Consider the simple index fund, often an investor's first purchase and the backbone of many a stock jock's portfolio. As you evaluate companies, immersed in earnings reports and industry news, your index fund hums along quietly in the background, almost unnoticed.
What's it doing back there? It's performing as efficiently as possible by replicating the market's performance for the lowest possible expense. Let's repeat that last part -- the lowest possible expense.
There's not much point in making a lot of money in stocks if you plan to turn over that money to someone else. If your index fund isn't among the cheapest there is, you're giving money away for no reason.
Even small differences can make a big splash over time, and we know you're in the market for the long haul. Let's say Irma Investor puts her money in an index fund with an expense ratio of just 0.10%. Her neighbor, Lotta Cash, imagines she's getting a pretty good deal with an index fund that charges a fee of 0.50%.
If they both stash away $10,000 and earn the market's average return over 30 years, Irma will have $22,000 more than her neighbor because she cut a fraction of a percentage point off her fees. That's a big reward for paying just the tiniest bit of attention to investing costs. Lotta will regret her choice when her friend Irma packs her swim fins for scuba diving on the Swinging Seniors cruise vacation.
A little here, a little there
Luckily, it's not hard to find an index fund with rock-bottom fees. If you plan to add a little bit of money to your index investments now and again, hunt for a mutual fund.

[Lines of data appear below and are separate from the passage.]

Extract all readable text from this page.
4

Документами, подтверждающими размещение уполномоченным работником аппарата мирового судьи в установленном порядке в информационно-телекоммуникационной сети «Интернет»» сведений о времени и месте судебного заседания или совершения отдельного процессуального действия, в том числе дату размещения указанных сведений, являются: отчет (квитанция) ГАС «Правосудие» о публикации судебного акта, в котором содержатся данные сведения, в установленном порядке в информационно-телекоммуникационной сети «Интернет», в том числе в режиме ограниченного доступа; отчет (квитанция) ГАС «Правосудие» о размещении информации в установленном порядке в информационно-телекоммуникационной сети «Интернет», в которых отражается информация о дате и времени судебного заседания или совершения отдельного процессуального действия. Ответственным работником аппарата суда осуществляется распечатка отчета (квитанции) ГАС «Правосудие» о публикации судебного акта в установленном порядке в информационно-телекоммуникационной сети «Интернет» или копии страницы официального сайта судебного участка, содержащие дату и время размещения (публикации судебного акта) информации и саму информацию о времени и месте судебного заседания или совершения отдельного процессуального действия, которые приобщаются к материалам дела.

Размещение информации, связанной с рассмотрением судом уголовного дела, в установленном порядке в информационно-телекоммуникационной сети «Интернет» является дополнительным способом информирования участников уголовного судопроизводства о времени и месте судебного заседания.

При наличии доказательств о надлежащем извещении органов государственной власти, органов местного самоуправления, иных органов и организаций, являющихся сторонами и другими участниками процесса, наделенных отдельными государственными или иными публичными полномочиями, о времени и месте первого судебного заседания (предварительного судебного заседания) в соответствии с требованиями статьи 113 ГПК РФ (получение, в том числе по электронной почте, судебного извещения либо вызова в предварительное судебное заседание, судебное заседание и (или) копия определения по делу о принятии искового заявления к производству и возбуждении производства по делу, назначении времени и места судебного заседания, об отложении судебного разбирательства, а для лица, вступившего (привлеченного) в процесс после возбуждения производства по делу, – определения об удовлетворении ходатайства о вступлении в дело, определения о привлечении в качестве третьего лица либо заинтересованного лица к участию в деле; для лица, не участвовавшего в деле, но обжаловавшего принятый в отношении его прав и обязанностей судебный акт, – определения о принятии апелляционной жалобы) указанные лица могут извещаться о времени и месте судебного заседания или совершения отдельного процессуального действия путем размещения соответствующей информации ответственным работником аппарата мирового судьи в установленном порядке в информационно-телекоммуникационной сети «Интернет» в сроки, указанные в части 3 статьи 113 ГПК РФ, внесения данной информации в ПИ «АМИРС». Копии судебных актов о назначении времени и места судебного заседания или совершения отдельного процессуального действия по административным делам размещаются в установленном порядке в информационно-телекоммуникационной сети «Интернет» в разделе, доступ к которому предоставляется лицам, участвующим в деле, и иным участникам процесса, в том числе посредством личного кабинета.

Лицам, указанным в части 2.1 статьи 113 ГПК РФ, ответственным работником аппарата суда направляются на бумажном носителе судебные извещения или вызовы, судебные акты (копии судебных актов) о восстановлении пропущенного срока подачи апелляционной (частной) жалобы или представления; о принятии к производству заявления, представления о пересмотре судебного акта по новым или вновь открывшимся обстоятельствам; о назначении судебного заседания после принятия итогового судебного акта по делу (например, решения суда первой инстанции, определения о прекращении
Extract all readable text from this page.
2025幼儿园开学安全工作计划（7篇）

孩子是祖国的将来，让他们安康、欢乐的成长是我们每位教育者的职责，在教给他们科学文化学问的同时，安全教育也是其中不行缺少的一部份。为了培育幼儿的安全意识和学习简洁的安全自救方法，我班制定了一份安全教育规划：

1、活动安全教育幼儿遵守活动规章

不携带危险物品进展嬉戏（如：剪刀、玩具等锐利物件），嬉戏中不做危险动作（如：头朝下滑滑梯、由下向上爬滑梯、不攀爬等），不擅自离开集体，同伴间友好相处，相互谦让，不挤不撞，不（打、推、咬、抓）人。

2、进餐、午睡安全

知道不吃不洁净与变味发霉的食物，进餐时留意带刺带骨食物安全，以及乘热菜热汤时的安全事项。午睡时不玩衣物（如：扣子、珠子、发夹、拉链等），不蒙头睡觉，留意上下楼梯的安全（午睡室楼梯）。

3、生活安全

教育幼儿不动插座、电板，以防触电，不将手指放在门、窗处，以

To name a few, the Vanguard 500 Index (VFINX) and the Vanguard Total Stock Market Fund (VTSMX) both have a low 0.15% expense ratio. Fidelity's Spartan 500 Index Investor (FSMKX) and Total Market Index (FSTMX) funds beat that by charging just 0.10% in fees.
If you're going to buy large chunks of index funds infrequently, an exchange-traded fund (ETF) might be a more economical choice. Like a stock, you will owe your broker a commission for each purchase, but you gain an extraordinarily low expense ratio. The Vanguard Total Stock Market ETF
I've barely scraped the surface. Index funds, as mutual funds and ETFs, have become more common than warts on a toad. You'll find value and growth strategies, along with indexes that track everything from the total market to the more obscure. (Looking to track the Belgian stock market, anyone?)
So, if you think you might be paying more than necessary for your index funds, you'll have a lot of cheaper options to compare. Review the price you're paying for your index investing, and then you can turn your full attention to your stock picks. Let your index fund hum quietly along in the background again.